Se as deliberações previstas na proposta não foram executadas no prazo de 90 dias (contados da data de receção da proposta), os credores proponentes podem requerer o suprimento judicial da deliberação de alteração social ao tribunal competente para o processo de insolvência, que terá natureza urgente.

O processo de suprimento judicial da deliberação social inicia-se pela apresentação de requerimento pelos credores proponentes da alteração do capital social, que terá de ser acompanhado dos seguintes elementos:
- proposta de conversão, acompanhada de todos os documentos que a instruem;
- comprovativo da recusa da proposta, ou declaração de que a mesma não foi adotada;
- lista de credores conhecidos para além dos proponentes.

Recebidos os documentos, o juiz nomeia um administrador judicial provisório e a secretaria notifica os credores não proponentes que constem da lista de créditos relacionados pelos requerentes da existência da proposta (fica na secretaria do tribunal para consulta) e publicar no portal CITIUS a lista provisória de créditos, que poderá ser impugnada no prazo de cinco dias úteis.

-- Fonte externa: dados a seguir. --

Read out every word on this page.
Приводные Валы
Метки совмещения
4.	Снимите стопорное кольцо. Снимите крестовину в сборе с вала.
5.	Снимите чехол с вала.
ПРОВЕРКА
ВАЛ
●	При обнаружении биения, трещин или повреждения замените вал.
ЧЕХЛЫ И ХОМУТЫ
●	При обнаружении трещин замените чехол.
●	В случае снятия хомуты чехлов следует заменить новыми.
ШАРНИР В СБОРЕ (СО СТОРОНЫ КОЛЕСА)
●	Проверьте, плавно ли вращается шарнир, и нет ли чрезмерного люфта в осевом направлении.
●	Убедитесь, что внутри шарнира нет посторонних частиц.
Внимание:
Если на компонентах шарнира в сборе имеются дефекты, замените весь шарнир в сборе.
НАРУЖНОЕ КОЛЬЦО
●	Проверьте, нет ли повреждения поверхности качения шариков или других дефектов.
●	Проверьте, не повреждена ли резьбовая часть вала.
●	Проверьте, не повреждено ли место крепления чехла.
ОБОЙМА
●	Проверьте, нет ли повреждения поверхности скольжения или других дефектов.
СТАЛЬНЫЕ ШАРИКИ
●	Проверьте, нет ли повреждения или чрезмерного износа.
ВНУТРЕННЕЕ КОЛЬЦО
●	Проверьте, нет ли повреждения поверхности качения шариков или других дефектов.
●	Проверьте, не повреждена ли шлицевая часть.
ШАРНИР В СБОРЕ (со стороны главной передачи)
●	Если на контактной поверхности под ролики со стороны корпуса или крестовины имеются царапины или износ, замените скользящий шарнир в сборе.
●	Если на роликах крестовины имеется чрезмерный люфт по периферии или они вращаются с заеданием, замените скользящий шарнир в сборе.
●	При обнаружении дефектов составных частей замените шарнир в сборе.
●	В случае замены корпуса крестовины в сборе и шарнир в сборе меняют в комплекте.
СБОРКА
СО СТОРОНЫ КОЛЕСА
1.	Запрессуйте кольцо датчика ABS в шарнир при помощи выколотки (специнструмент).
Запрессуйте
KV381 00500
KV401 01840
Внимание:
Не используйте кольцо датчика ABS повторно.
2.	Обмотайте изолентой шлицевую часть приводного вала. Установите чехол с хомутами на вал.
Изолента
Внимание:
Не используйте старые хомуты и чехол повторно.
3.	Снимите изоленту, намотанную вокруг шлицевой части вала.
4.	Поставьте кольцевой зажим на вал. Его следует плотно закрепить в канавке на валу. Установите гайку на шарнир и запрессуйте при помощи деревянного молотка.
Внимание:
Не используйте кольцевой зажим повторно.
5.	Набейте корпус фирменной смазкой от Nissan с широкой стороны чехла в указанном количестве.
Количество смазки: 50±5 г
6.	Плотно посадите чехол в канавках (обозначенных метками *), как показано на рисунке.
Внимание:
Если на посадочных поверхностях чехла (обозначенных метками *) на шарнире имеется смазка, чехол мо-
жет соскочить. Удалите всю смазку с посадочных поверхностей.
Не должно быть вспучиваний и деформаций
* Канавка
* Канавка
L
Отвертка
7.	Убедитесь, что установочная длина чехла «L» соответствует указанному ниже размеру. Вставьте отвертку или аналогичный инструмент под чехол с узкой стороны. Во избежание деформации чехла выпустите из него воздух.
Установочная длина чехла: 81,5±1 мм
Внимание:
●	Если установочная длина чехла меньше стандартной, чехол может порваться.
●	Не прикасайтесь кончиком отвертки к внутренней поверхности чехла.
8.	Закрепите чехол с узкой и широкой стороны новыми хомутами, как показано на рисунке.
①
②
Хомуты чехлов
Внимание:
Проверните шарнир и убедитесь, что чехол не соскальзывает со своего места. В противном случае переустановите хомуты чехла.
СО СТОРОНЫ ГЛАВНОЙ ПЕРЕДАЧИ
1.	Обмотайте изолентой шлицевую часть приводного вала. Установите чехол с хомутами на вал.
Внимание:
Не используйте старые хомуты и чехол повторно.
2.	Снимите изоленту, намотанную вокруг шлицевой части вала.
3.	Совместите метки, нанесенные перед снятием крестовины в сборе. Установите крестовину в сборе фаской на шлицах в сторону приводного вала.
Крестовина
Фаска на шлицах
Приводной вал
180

Qualquer credor terá 20 dias (a partir do dia dessa publicação do despacho no CITIUS) para relacionar os seus créditos e para referir se pretende igualmente convertê-los em capital. Estas comunicações devem ser remetidas ao administrador judicial provisório, que, no prazo de cinco dias, elabora uma lista provisória de créditos (apresentada na secretaria do tribunal e publicada no CITIUS).

Após esses 20 dias o juiz tem cinco dias úteis para decidir sobre as impugnações formuladas. Se a lista provisória de créditos não for impugnada no prazo, converte-se de imediato em lista definitiva. O juiz procede então à análise da proposta e vai homologá-la se respeitar a maioria de créditos subordinados e não subordinados prevista (este é o único objetivo da lista).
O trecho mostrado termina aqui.